Tomás Moro era un humanista entusiasta y como tal tenía preocupación social, política y pedagógica. En su época, fue una persona de gran importancia llegando a ser M.P. (Member of Parliament) y Lord Chancellor. Por lo tanto, a través de estos puestos, quiso llevar a cabo sus ideas humanistas, mostrando a la gente que todo tiene un por qué. A causa de ser tan fiel a sus ideas y de oponerse a la ley de Supremacía, fue ejecutado. Parece ser que a la hora de escribir Utopía, Moro siguió algunas obras ya existentes como la República de Platón (donde aparecen regularidades sobre el matrimonio, divorcio, viajes,...) o la llamada Edad Dorada de Séneca (quien da importancia a la religiosidad, el comunismo y la amoralidad). Pero no hay que olvidar el descubrimiento de América, el cual fue una gran influencia ya que representaba mundos y costumbres nuevas.

RESUMEN LIBRO I

Este libro nos sitúa en un espacio real, ya que Moro, con ocasión de su estancia en Flandes va a Amberes, donde se encuentra con Peter Giles (amigo muy destacado para él). Gracias a éste, Moro conoce a Rafael Hithloday, un hombre apasionado por conocer mundos lejanos, que acompañó a Vespucio en sus viajes, conoce latín y griego... Tras su primer encuentro, todos se dirigen a casa de Moro, donde Rafael les cuenta sus experiencias viajando y todo lo que ha conocido en tierras lejanas.

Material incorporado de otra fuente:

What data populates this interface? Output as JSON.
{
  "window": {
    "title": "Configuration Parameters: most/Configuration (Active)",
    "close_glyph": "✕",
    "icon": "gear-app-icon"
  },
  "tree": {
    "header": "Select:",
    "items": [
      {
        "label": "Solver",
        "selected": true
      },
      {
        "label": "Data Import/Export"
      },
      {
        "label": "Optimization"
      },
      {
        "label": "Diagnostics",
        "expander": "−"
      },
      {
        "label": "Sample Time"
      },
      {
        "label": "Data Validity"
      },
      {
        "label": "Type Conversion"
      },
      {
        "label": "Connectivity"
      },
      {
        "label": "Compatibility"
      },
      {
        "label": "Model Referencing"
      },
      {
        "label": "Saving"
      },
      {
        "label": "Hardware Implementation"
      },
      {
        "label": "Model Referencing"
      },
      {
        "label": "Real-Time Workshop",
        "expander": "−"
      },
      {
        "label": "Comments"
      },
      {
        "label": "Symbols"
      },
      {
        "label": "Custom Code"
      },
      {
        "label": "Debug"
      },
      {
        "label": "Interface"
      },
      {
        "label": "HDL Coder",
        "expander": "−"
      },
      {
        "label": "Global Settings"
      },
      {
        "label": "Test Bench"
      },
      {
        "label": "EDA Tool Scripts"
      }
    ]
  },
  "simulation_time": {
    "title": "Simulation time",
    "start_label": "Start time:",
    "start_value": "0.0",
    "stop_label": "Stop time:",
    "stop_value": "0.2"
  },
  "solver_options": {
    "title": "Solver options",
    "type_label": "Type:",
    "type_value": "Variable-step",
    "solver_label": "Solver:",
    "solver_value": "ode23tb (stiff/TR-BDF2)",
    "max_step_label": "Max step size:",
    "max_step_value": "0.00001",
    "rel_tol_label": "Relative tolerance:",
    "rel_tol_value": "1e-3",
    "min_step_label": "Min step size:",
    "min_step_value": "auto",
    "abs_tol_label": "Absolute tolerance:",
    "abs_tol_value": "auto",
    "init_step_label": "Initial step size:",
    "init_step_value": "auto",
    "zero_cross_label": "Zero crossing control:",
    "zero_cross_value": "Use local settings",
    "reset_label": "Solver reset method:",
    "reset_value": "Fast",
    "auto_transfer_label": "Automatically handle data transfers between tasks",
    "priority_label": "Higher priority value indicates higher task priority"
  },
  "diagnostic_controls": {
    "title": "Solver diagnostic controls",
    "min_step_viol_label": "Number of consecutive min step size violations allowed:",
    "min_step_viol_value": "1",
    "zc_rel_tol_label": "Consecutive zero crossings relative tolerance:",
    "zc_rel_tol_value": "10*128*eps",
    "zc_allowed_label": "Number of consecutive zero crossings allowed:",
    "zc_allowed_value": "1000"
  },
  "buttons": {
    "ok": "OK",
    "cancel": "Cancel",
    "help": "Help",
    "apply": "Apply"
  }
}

Una vez terminada su exposición, Peter, asombrado por todos sus conocimientos, le aconseja que se ponga al servicio de algún rey para sacar partido de su sabiduría de gentes, países y costumbres y también para el bienestar tanto personal, como familiar como general. Moro, por su parte, opina que ser consejero de un rey es la mejor manera de ayudar a la República. Sin embargo, Hithloday piensa que lo único que ganaría sería su pérdida de libertad y que además él no llegaría a ser un buen consejero ya que los reyes sólo piensan en guerras y en expandir sus territorios, y de eso él no tiene conocimientos. A su vez, no podría expresar sus opiniones ya que siempre tiene que estar de acuerdo con el rey.

TEMA PRINCIPAL Y OPINIONES DE CADA UNO DE LOS PERSONAJES

El principal tópico en el Libro I es la propuesta que le hace Peter a Rafael sobre su entrada en alguna corte real para dedicarse a la vida pública debido a sus conocimientos de otras culturas y gentes.

El primero en opinar es Peter quien piensa que esta entrada en la vida pública sería provechosa ya que podría aconsejar a reyes con sus conocimientos de países y gentes, al mismo tiempo que les podría deleitar con ello. Además, esto le serviría para alcanzar una buena posición, con lo que podría ayudar a sus familiares y amigos. Pero esto no significaría estar esclavizado (cosa que añade Rafael durante su discurso) sino que sería un servicio del que él también sacaría provecho.

Cercano a la opinión de Peter tenemos a Moro quien le muestra a Rafael que, a través de esta labor, podría enseñar a los príncipes honestas opiniones llevándolos por un camino justo. Junto a esto, le explica que ésta es la mejor forma de ayudar al interés general; pero Moro es consciente de que esta función supone una molestia para él.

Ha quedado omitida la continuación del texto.